Reasoning: Oduya was a +1 on Winnipeg’s +4 rated defense, which is a lotta foxy for one blue line. Now, Winnipeg loses a +1 and Oduya bumps Chicago’s defensive corps up to a +6. Holy smokin’ backward crossover party! I’m picking up what you’re putting down, Stan Bowman.

Trade: Islanders’ Brian Rolston and Mike Mottau to the Bruins for Marc Cantin and Yannick Riendeau

Winner: Islanders by a hair

Reasoning: By a hair, I mean, Cantin has really nice hair and would surely be a +1 if he were in the NHL.

Trade: Chicago’s John Scott to the Rangers for a 5th rounder

Winner: Rangers

Reasoning: Johnny was my first hockey love back when he was a Houston Aero, and even though he kinda looks like a giant Mr.
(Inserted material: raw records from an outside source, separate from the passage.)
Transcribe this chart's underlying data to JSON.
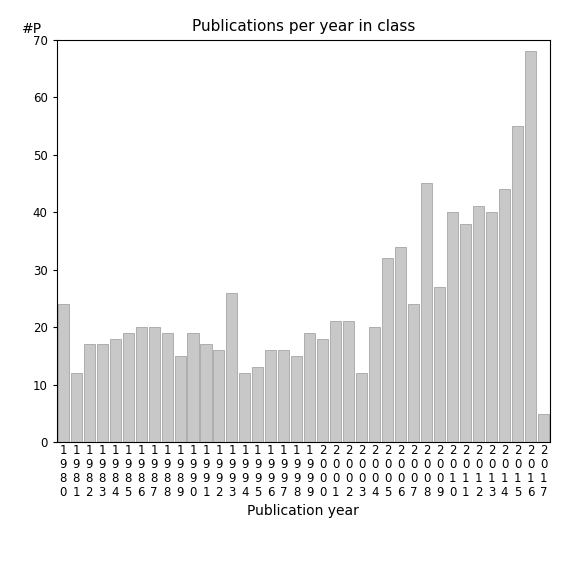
{
  "title": "Publications per year in class",
  "xlabel": "Publication year",
  "ylabel": "#P",
  "years": [
    1980,
    1981,
    1982,
    1983,
    1984,
    1985,
    1986,
    1987,
    1988,
    1989,
    1990,
    1991,
    1992,
    1993,
    1994,
    1995,
    1996,
    1997,
    1998,
    1999,
    2000,
    2001,
    2002,
    2003,
    2004,
    2005,
    2006,
    2007,
    2008,
    2009,
    2010,
    2011,
    2012,
    2013,
    2014,
    2015,
    2016,
    2017
  ],
  "values": [
    24,
    12,
    17,
    17,
    18,
    19,
    20,
    20,
    19,
    15,
    19,
    17,
    16,
    26,
    12,
    13,
    16,
    16,
    15,
    19,
    18,
    21,
    21,
    12,
    20,
    32,
    34,
    24,
    45,
    27,
    40,
    38,
    41,
    40,
    44,
    55,
    68,
    5
  ],
  "bar_color": "#c8c8c8",
  "bar_edgecolor": "#999999",
  "ylim": [
    0,
    70
  ],
  "yticks": [
    0,
    10,
    20,
    30,
    40,
    50,
    60,
    70
  ],
  "figsize": [
    5.67,
    5.67
  ],
  "dpi": 100,
  "title_fontsize": 11,
  "axis_label_fontsize": 10,
  "tick_fontsize": 8.5
}
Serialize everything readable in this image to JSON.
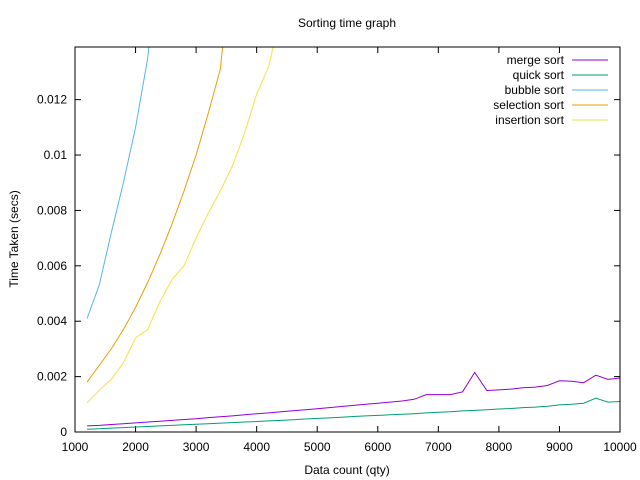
{
  "chart_data": {
    "type": "line",
    "title": "Sorting time graph",
    "xlabel": "Data count (qty)",
    "ylabel": "Time Taken (secs)",
    "xlim": [
      1000,
      10000
    ],
    "ylim": [
      0,
      0.0139
    ],
    "xticks": [
      1000,
      2000,
      3000,
      4000,
      5000,
      6000,
      7000,
      8000,
      9000,
      10000
    ],
    "yticks": [
      0,
      0.002,
      0.004,
      0.006,
      0.008,
      0.01,
      0.012
    ],
    "xtick_labels": [
      "1000",
      "2000",
      "3000",
      "4000",
      "5000",
      "6000",
      "7000",
      "8000",
      "9000",
      "10000"
    ],
    "ytick_labels": [
      "0",
      "0.002",
      "0.004",
      "0.006",
      "0.008",
      "0.01",
      "0.012"
    ],
    "grid": false,
    "legend_position": "top-right",
    "series": [
      {
        "name": "merge sort",
        "color": "#9400d3",
        "x": [
          1200,
          1400,
          1600,
          1800,
          2000,
          2200,
          2400,
          2600,
          2800,
          3000,
          3200,
          3400,
          3600,
          3800,
          4000,
          4200,
          4400,
          4600,
          4800,
          5000,
          5200,
          5400,
          5600,
          5800,
          6000,
          6200,
          6400,
          6600,
          6800,
          7000,
          7200,
          7400,
          7600,
          7800,
          8000,
          8200,
          8400,
          8600,
          8800,
          9000,
          9200,
          9400,
          9600,
          9800,
          10000
        ],
        "y": [
          0.00022,
          0.00024,
          0.00027,
          0.0003,
          0.00033,
          0.00036,
          0.00039,
          0.00042,
          0.00045,
          0.00048,
          0.00052,
          0.00055,
          0.00058,
          0.00062,
          0.00066,
          0.00069,
          0.00073,
          0.00077,
          0.0008,
          0.00084,
          0.00088,
          0.00092,
          0.00096,
          0.001,
          0.00104,
          0.00108,
          0.00112,
          0.00118,
          0.00135,
          0.00135,
          0.00135,
          0.00145,
          0.00215,
          0.0015,
          0.00152,
          0.00155,
          0.0016,
          0.00162,
          0.00168,
          0.00185,
          0.00183,
          0.00178,
          0.00205,
          0.0019,
          0.00195
        ]
      },
      {
        "name": "quick sort",
        "color": "#009e73",
        "x": [
          1200,
          1400,
          1600,
          1800,
          2000,
          2200,
          2400,
          2600,
          2800,
          3000,
          3200,
          3400,
          3600,
          3800,
          4000,
          4200,
          4400,
          4600,
          4800,
          5000,
          5200,
          5400,
          5600,
          5800,
          6000,
          6200,
          6400,
          6600,
          6800,
          7000,
          7200,
          7400,
          7600,
          7800,
          8000,
          8200,
          8400,
          8600,
          8800,
          9000,
          9200,
          9400,
          9600,
          9800,
          10000
        ],
        "y": [
          0.0001,
          0.00012,
          0.00014,
          0.00016,
          0.00018,
          0.0002,
          0.00022,
          0.00024,
          0.00026,
          0.00028,
          0.0003,
          0.00032,
          0.00034,
          0.00036,
          0.00038,
          0.0004,
          0.00042,
          0.00044,
          0.00047,
          0.00049,
          0.00051,
          0.00053,
          0.00056,
          0.00058,
          0.0006,
          0.00062,
          0.00064,
          0.00066,
          0.00069,
          0.00071,
          0.00073,
          0.00076,
          0.00078,
          0.0008,
          0.00083,
          0.00085,
          0.00088,
          0.0009,
          0.00093,
          0.00098,
          0.001,
          0.00104,
          0.00122,
          0.00108,
          0.0011
        ]
      },
      {
        "name": "bubble sort",
        "color": "#56b4e9",
        "x": [
          1200,
          1400,
          1600,
          1800,
          2000,
          2200,
          2250
        ],
        "y": [
          0.0041,
          0.0053,
          0.0072,
          0.009,
          0.011,
          0.0135,
          0.0145
        ]
      },
      {
        "name": "selection sort",
        "color": "#e69f00",
        "x": [
          1200,
          1400,
          1600,
          1800,
          2000,
          2200,
          2400,
          2600,
          2800,
          3000,
          3200,
          3400,
          3450
        ],
        "y": [
          0.0018,
          0.0024,
          0.003,
          0.0037,
          0.0045,
          0.0054,
          0.0064,
          0.0075,
          0.0087,
          0.01,
          0.0115,
          0.0131,
          0.0142
        ]
      },
      {
        "name": "insertion sort",
        "color": "#f0e442",
        "x": [
          1200,
          1400,
          1600,
          1800,
          2000,
          2200,
          2400,
          2600,
          2800,
          3000,
          3200,
          3400,
          3600,
          3800,
          4000,
          4200,
          4300
        ],
        "y": [
          0.00105,
          0.0015,
          0.0019,
          0.0025,
          0.0034,
          0.0037,
          0.0047,
          0.0055,
          0.006,
          0.007,
          0.0079,
          0.0087,
          0.0096,
          0.0108,
          0.0122,
          0.0132,
          0.0142
        ]
      }
    ]
  }
}
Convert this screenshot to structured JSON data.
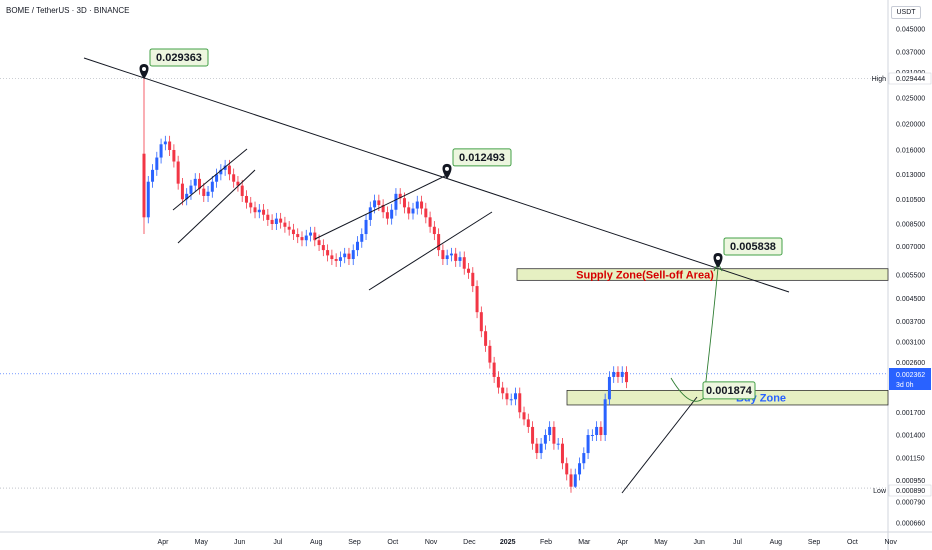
{
  "header": {
    "symbol": "BOME / TetherUS · 3D · BINANCE",
    "unit": "USDT"
  },
  "colors": {
    "up": "#2962ff",
    "down": "#f23645",
    "zone_fill": "#e6f0c2",
    "zone_border": "#333333",
    "supply_label": "#d50000",
    "buy_label": "#2962ff",
    "callout_fill": "#edf6df",
    "callout_border": "#43a047",
    "current_price": "#2962ff"
  },
  "chart_data": {
    "type": "candlestick",
    "y_scale": "log",
    "y_ticks": [
      "0.045000",
      "0.037000",
      "0.031000",
      "0.025000",
      "0.020000",
      "0.016000",
      "0.013000",
      "0.010500",
      "0.008500",
      "0.007000",
      "0.005500",
      "0.004500",
      "0.003700",
      "0.003100",
      "0.002600",
      "0.002100",
      "0.001700",
      "0.001400",
      "0.001150",
      "0.000950",
      "0.000790",
      "0.000660"
    ],
    "x_ticks": [
      "Apr",
      "May",
      "Jun",
      "Jul",
      "Aug",
      "Sep",
      "Oct",
      "Nov",
      "Dec",
      "2025",
      "Feb",
      "Mar",
      "Apr",
      "May",
      "Jun",
      "Jul",
      "Aug",
      "Sep",
      "Oct",
      "Nov"
    ],
    "high": {
      "label": "High",
      "value": "0.029444"
    },
    "low": {
      "label": "Low",
      "value": "0.000890"
    },
    "current": {
      "value": "0.002362",
      "countdown": "3d 0h"
    },
    "annotations": [
      {
        "text": "0.029363",
        "price": 0.029363
      },
      {
        "text": "0.012493",
        "price": 0.012493
      },
      {
        "text": "0.005838",
        "price": 0.005838
      },
      {
        "text": "0.001874",
        "price": 0.001874
      }
    ],
    "zones": [
      {
        "label": "Supply Zone(Sell-off Area)",
        "from": 0.00525,
        "to": 0.0058
      },
      {
        "label": "Buy Zone",
        "from": 0.00181,
        "to": 0.00205
      }
    ],
    "closes": [
      0.009,
      0.0122,
      0.0135,
      0.015,
      0.0168,
      0.0172,
      0.016,
      0.0145,
      0.012,
      0.0105,
      0.011,
      0.0118,
      0.0125,
      0.0115,
      0.0108,
      0.0112,
      0.0122,
      0.013,
      0.0135,
      0.014,
      0.013,
      0.0122,
      0.0118,
      0.0108,
      0.0102,
      0.0098,
      0.0094,
      0.0096,
      0.0092,
      0.0088,
      0.0085,
      0.0089,
      0.0086,
      0.0083,
      0.0081,
      0.0078,
      0.0076,
      0.0074,
      0.0077,
      0.0079,
      0.0074,
      0.0071,
      0.0068,
      0.0065,
      0.0063,
      0.0062,
      0.0064,
      0.0066,
      0.0063,
      0.0068,
      0.0073,
      0.0078,
      0.0088,
      0.0098,
      0.0104,
      0.01,
      0.0094,
      0.0089,
      0.0096,
      0.011,
      0.0106,
      0.0098,
      0.0093,
      0.0097,
      0.0103,
      0.0097,
      0.009,
      0.0083,
      0.0078,
      0.0068,
      0.0063,
      0.0065,
      0.0066,
      0.0062,
      0.0064,
      0.0058,
      0.0056,
      0.005,
      0.004,
      0.0034,
      0.003,
      0.0026,
      0.0023,
      0.0021,
      0.002,
      0.0019,
      0.0019,
      0.002,
      0.0017,
      0.0016,
      0.0015,
      0.0013,
      0.0012,
      0.0013,
      0.0014,
      0.0015,
      0.0013,
      0.0013,
      0.0011,
      0.001,
      0.0009,
      0.001,
      0.0011,
      0.0012,
      0.0014,
      0.0014,
      0.0015,
      0.0014,
      0.0019,
      0.0023,
      0.0024,
      0.0023,
      0.0024,
      0.0022
    ]
  }
}
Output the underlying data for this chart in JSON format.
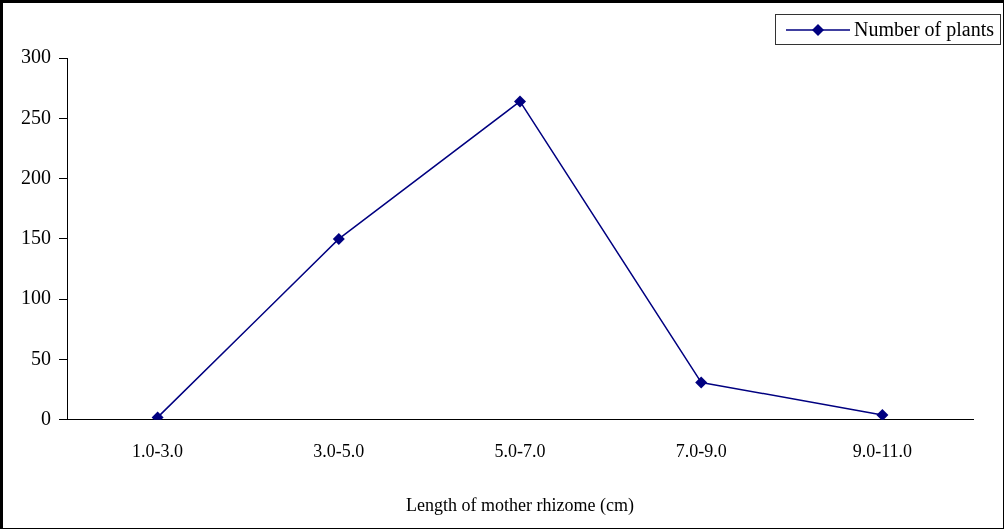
{
  "chart_data": {
    "type": "line",
    "xlabel": "Length of mother rhizome (cm)",
    "categories": [
      "1.0-3.0",
      "3.0-5.0",
      "5.0-7.0",
      "7.0-9.0",
      "9.0-11.0"
    ],
    "series": [
      {
        "name": "Number of plants",
        "color": "#000080",
        "values": [
          2,
          150,
          264,
          31,
          4
        ]
      }
    ],
    "ylim": [
      0,
      300
    ],
    "yticks": [
      0,
      50,
      100,
      150,
      200,
      250,
      300
    ],
    "grid": false,
    "legend": "top right",
    "marker": "diamond",
    "line_style": "solid"
  }
}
Bean, he’s got this goofy charm and adorable face. And it will stay that way because he’s 9 feet tall and, even though he’s a fighter, opponents can’t actually reach his face.

Trade: Vancouver’s Cody Hodgson and Alexander Sulzer for Buffalo’s Zack Kassian and Marc-Andre Gragnani

Winner: Buffalo

Reasoning: The Sabres just crushed this trade. Hodgson is a solid +1 and while I had Sulzer as a 0, on second look, he’s a pretty good looking ginger. Meanwhile, Vancouver loses a hottie and a half and gets nothing spectacular in return. When you’re as bad as Buffalo has been this season, rallying the troops with eye candy isn’t a half bad plan.

Ultimately, not a huge shake up at the deadline, but some GMs can pat themselves on the back for making improvements on the ice (potentially) and off the ice (definitely). And at the very least, it gives me an excuse to look at pictures like this and call it “work”:

Vermette should only wear shirts for safety purposes, like while frying food.